- Traditional Chinese: 《論衡》
- Simplified Chinese: 《论衡》
- Literal meaning: Discourses in the Balance

Standard Mandarin
- Hanyu Pinyin: 《Lùnhéng》
- Wade–Giles: Lun-heng

= Lunheng =

Classical Chinese text by Wang Chong (80 AD)

The Lunheng, also known by numerous English translations, is a wide-ranging Chinese classic text by Wang Chong (27 – c. 100). First published in 80, it contains critical essays on natural science and Chinese mythology, philosophy, and literature.

==Name==

A page from a Ming dynasty printed copy of Lunheng

The title Lunheng combines lun 論 or 论 "discuss; talk about; discourse; decide on; determine; mention; regard; consider" and heng 衡 "crosswise; balance beam; weigh; measure; judge; appreciate". English translations of the title include "Disquisitions" (Alfred Forke), "Critical Essays" (Feng Yu-lan), "The Balanced Inquiries" (Wing-tsit Chan), or "Discourses Weighed in the Balance" (Joseph Needham).

==Text==
The received Lunheng comprises 85 pian 篇 "articles; sections; chapters" in 30 juan 巻 "scrolls; volumes; books", with more than 200,000 characters. Actually, 84 pian is more accurate because the text only contains the title of Chapter 44 Zhaozhi 招致.

Yang Wenchang (楊文昌) edited the first printed Lunheng edition, which was the basis for subsequent editions. Its 1045 preface notes that Yang compared 2 complete and 7 partial textual copies and corrected 11,259 characters.

"No commentaries to the Lun heng appear to have been written before the nineteenth century," write Pokora and Loewe, which is unusual among Chinese classics. The first Lunheng commentators were Yu Yue (1821–1907), Sun Yirang (1848–1908), and Yang Shoujing (1839–1915).

==History==
Based on internal evidence, Forke concludes the Later Han dynasty Lunheng text "must date" from the years 76–84. Chapter 38 (齊世 "The Equality of the Ages") says, "Our present sage and enlightened sovereign is continuing the blessings and the prosperity of the reigns of" Emperor Guangwu (r. 25–57) and Emperor Ming (r. 58–75), which implies the period of Emperor Zhang (r. 75–88). Chapter 30 (講瑞 "Arguments on Ominous Creatures"), notes it was completed during the Jianchu 建初 era (76–84).

Feng notes the Lunheng "was probably completed" during the years 82 and 83. "The authenticity of the work has not been brought into question", write Pokora and Loewe, and the text "may possibly have been completed between 70 and 80", based upon collections of Wang's earlier writings or essays.

==Content==
The contents of the Lunheng are summarized by Pokora and Loewe:
In discussing natural phenomena and their implications or causes, matters of popular belief and misconception and political issues, the book is often written in polemical form. A controversial statement is made, to be followed by the author's critical rebuttal, which is often supported by quotations from earlier writings. In many ways the Lun heng may be regarded as an encyclopaedic collection of the claims and beliefs of Chinese religion, thought and folklore.
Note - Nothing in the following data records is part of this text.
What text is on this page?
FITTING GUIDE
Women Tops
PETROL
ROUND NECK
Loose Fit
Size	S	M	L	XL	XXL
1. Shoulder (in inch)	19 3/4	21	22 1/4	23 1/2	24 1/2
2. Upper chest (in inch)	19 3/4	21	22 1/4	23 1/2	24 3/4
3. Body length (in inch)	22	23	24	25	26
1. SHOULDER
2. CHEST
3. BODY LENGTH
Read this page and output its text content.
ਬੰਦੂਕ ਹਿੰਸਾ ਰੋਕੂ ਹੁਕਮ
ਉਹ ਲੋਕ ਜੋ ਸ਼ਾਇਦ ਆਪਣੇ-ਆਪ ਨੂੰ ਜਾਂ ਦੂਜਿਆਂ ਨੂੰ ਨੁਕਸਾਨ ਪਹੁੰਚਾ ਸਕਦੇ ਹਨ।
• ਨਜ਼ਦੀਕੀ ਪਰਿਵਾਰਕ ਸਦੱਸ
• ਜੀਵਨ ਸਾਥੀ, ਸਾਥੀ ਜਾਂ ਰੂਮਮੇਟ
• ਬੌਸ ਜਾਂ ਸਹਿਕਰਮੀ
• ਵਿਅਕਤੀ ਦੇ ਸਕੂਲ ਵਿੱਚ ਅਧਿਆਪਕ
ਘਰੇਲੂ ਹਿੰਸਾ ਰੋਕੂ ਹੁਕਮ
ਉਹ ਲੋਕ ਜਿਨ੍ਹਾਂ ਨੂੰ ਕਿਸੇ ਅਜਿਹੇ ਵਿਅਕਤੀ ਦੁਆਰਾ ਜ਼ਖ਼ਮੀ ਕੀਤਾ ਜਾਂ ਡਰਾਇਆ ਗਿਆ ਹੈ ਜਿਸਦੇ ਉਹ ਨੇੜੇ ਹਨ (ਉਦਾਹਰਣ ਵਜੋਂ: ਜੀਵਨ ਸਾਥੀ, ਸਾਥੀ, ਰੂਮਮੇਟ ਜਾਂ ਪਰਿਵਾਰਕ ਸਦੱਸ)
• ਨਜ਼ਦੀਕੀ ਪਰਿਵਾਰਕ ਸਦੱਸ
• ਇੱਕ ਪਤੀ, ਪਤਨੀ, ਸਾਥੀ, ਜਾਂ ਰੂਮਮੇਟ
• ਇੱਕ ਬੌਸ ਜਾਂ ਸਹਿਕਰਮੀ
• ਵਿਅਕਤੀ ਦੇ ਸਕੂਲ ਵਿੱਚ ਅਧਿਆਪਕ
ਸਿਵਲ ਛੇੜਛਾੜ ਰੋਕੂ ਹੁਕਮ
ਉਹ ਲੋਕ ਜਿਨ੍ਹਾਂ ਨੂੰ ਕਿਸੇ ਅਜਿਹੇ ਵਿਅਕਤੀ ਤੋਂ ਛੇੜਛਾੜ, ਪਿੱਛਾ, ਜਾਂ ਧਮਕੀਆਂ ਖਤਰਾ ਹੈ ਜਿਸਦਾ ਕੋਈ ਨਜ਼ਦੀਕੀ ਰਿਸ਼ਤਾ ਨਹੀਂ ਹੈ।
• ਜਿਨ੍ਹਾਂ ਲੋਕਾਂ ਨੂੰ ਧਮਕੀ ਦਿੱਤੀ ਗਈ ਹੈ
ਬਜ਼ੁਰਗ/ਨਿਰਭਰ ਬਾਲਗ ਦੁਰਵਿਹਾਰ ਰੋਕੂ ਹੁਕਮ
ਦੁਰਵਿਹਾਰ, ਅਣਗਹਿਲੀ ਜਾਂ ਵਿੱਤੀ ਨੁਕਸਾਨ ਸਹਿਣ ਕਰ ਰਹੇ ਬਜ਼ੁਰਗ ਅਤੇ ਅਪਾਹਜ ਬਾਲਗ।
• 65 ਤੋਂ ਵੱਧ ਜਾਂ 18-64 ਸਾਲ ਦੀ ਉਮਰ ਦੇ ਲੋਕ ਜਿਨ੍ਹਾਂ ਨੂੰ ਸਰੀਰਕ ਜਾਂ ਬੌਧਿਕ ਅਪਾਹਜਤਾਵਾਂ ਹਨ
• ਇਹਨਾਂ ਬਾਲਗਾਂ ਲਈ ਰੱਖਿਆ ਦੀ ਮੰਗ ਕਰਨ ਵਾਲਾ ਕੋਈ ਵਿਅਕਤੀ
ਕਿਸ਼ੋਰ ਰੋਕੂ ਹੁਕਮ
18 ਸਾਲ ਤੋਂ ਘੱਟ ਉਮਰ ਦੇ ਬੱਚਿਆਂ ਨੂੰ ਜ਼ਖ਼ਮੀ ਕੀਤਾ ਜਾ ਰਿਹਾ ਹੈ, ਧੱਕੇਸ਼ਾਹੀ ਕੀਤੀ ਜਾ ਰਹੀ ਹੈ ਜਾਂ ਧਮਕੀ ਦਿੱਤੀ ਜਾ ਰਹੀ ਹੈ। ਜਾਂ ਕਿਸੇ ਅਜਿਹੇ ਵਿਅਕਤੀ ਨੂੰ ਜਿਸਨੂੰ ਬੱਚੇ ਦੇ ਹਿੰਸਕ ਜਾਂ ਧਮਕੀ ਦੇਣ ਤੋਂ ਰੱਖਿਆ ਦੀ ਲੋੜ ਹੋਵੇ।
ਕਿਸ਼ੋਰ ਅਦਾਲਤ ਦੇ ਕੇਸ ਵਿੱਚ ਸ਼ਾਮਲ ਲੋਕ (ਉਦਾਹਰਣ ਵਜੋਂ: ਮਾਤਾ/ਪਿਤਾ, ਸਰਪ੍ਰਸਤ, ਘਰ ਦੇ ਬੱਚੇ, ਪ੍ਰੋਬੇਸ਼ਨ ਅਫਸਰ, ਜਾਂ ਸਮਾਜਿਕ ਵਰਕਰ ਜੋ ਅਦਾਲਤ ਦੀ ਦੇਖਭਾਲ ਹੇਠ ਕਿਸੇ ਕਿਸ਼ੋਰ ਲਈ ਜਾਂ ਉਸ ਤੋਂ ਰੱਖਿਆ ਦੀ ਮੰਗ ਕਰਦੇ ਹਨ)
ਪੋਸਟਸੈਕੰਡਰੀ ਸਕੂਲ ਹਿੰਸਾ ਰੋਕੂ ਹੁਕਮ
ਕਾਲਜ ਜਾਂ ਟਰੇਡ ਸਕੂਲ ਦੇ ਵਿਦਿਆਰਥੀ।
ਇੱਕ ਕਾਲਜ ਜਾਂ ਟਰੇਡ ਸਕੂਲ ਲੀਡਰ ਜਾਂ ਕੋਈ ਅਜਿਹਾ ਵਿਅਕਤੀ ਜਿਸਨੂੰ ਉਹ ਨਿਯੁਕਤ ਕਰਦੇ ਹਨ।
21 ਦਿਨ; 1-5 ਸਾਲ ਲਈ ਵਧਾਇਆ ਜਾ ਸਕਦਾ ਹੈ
Wang's Lunheng frequently espouses Daoist notions of naturalism. For example, Chapter 54 Ziran 自然 "Spontaneity" says:
By the fusion of the fluids [qi] of Heaven and Earth all things of the world are produced spontaneously, just as by the mixture of the fluids of husband and wife children are born spontaneously. Among the things thus produced, creatures with blood in their veins are sensitive of hunger and cold. Seeing that grain can be eaten, they use it as food, and discovering that silk and hemp can be worn, they take it as raiment. Some people are of opinion that Heaven produces grain for the purpose of feeding mankind, and silk and hemp to cloth them. That would be tantamount to making Heaven the farmer of man or his mulberry girl [who feeds the silkworms], it would not be in accordance with spontaneity, therefore this opinion is very questionable and unacceptable.

Reasoning on Taoist principles we find that Heaven [tian] emits its fluid everywhere. Among the many things of this world grain dispels hunger, and silk and hemp protect from cold. For that reason man eats grain, and wears silk and hemp. That Heaven does not produce grain, silk, and hemp purposely, in order to feed and cloth[e] mankind, follows from the fact that by calamitous changes it does not intend to reprove man. Things are produced spontaneously, and man wears and eats them; the fluid changes spontaneously, and man is frightened by it, for the usual theory is disheartening. Where would be spontaneity, if the heavenly signs were intentional, and where inaction [wu wei]?